Sorry for always stalking you on Tumblr though.  It was a reassurance for me, because I thought “I wonder what Jess is up to”… “Oh, she’s just playing LoL”… Go, play and have fun with your friends, and I was okay with that.  But now I don’t even have that anymore (I stopped my stalking attempts, you’re free to tumblr now, so sorry and embarrassed about this but there’s nothing I can do…).  I don’t know what you’re up to, because now I feel the confirmation that you really are ignoring me.

Two things I have learned to heart from an ex-friend (the one who despises my existence), were to communicate, and to not assume.  Those things are so important in any kind of relationship, and I was hoping you would be able to talk to me… however, I am only left with assumptions of why you would hate me now. I have narrowed it down.

Okay, so my first thought was that maybe you didn’t get my humor… about how openly jealous I was, but really, I thought you could have just F3’d it off and I can be commedical like Ron where you constantly reject him.  Honestly I thought it would be funny to show that I’m jealous all the time when you hang out with other people even though I’m okay with it.  I’ll never get mad at you.  I don’t ever get mad in general.  Only when I feel like I have to be but only then it’ll still be an act because I’d laugh afterwards. 

Second, is it because I sound different when I blog?  Am I just not funny?  And I guess I was showing some passive-aggressiveness… maybe that’s the problem for people like me who don’t get mad, we don’t show getting mad, but show it subtly.  Sorry for falling for you, I tried to find any signs that you’d like me back though so I tried to see if you would get jealous or not, but I did it so subtle.  It was so dumb and immature, but I get it.  I read the hints over and over and  I’m okay.  I’m okay now. The only thing I’m not okay with is you not being there for me anymore and not telling me what’s wrong. 

Third, I don't talk to you about my problems, or my life in general. I don’t do this to anyone actually unless they press me or if I’m really intimidated. You seemed you never cared anyway, because I felt that you never actually ask me anything.  I didn’t want to bother you.  So I guess I hoped you’d just be interested in me but  I guess I wasn’t interesting at all either way, but that’s okay, really.  I only cared, or I’d like to think I did to think that I cared for you very much. I don’t care about the reciprocation, but only looking out for a fellow INFP.

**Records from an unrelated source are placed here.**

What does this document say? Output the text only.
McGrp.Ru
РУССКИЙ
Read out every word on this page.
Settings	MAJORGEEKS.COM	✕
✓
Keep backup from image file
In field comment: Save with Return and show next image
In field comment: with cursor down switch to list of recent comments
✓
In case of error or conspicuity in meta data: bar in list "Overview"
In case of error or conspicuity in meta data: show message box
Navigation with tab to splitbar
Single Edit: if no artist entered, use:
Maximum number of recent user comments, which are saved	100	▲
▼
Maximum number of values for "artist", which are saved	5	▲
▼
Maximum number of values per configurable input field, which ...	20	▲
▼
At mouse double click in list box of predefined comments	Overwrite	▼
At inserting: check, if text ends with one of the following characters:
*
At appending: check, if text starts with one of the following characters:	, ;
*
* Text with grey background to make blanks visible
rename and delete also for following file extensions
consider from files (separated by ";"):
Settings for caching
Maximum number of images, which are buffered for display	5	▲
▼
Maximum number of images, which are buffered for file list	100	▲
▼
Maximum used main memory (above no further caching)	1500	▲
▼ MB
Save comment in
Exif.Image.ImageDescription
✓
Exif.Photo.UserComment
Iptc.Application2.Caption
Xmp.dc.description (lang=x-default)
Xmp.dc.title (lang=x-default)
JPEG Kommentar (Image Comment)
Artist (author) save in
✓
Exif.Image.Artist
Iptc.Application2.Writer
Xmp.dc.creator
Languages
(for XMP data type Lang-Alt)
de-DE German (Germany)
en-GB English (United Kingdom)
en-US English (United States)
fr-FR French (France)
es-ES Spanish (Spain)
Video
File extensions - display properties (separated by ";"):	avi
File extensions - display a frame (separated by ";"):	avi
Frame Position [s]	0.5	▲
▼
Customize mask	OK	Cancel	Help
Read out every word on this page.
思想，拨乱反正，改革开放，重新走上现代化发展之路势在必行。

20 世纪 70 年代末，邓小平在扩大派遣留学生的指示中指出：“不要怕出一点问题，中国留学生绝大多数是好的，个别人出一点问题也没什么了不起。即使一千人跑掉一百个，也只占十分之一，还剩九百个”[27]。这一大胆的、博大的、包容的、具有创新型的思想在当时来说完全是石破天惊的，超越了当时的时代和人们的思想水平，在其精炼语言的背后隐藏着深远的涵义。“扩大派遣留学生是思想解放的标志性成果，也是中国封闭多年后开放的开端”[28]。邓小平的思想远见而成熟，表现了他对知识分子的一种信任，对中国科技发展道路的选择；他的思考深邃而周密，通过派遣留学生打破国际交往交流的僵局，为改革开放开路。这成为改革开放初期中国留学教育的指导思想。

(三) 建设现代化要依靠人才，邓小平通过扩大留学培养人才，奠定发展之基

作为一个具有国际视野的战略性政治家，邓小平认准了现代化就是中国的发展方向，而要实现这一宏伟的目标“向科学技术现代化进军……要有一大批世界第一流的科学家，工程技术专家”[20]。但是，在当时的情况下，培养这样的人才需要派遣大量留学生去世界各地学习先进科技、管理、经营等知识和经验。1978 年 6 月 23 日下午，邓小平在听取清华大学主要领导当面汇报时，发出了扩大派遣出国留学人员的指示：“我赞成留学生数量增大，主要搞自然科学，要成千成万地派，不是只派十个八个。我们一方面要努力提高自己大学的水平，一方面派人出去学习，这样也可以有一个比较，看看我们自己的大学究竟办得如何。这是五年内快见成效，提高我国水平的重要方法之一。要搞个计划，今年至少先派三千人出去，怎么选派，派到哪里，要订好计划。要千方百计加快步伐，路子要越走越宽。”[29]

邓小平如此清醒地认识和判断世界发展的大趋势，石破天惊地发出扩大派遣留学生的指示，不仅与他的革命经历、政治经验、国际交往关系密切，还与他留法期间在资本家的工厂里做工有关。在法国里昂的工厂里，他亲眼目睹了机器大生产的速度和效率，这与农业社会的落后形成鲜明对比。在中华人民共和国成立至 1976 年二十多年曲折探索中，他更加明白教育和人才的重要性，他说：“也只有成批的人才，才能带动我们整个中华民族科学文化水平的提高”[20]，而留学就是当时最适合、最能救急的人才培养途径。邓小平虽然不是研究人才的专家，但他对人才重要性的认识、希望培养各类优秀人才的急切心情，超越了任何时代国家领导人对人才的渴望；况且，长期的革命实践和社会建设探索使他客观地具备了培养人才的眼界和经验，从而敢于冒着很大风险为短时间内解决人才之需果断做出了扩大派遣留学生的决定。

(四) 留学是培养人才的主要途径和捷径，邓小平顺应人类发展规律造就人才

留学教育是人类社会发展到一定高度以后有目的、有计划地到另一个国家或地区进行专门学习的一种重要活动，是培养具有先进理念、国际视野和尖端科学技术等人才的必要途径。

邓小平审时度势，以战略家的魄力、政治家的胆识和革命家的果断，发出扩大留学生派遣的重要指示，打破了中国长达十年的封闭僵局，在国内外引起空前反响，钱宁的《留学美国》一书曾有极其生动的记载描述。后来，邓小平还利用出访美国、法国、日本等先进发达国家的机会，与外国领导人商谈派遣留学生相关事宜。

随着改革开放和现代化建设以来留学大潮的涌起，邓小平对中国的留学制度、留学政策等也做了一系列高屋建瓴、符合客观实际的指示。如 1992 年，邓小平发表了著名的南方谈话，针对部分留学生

Despite all of this, it’s over, isn’t it?  I know you don’t revive friendships, and I know you never recover from broken ones, but I’m just saying that it takes effort for two, and I’m not giving up because I don’t like you and that I don’t want to be your friend.  It’s not that at all.  It’s because I don’t want to hinder your growth in your development as a person, as I feel that you are only truly beginning to experience the joys of life and I’m hoping that my absence in your life will only enhance it.  That’s why this will be my first and only, my last letter (unless you respond with an open ending in your response if you respond).

Thank you for being my best friend these four months of summer.  Thank you for the refined opal ore.  Thank you for that picture on my birthday that I forgot to save onto my computer.  Thank you for watching Anohana with me.  Thank you for the song recommendations.  Thank you for introducing me to PokeMMO and dress up games.  Thank you for the attention. Thank you for opening up to me.  Thank you for those memorable late nights of just talking about anything.  Thank you for giving me a better reason to get up in the morning.  Thank you for making the summer atmosphere refreshing. Good luck in the future, best wishes, and have fun.  I’ll never forget your fierce prowess in the heat of Maple PvP, your individuality, your beauty, your creativity, and how you forced me into a friendship I did not deserve.  Thank you for everything.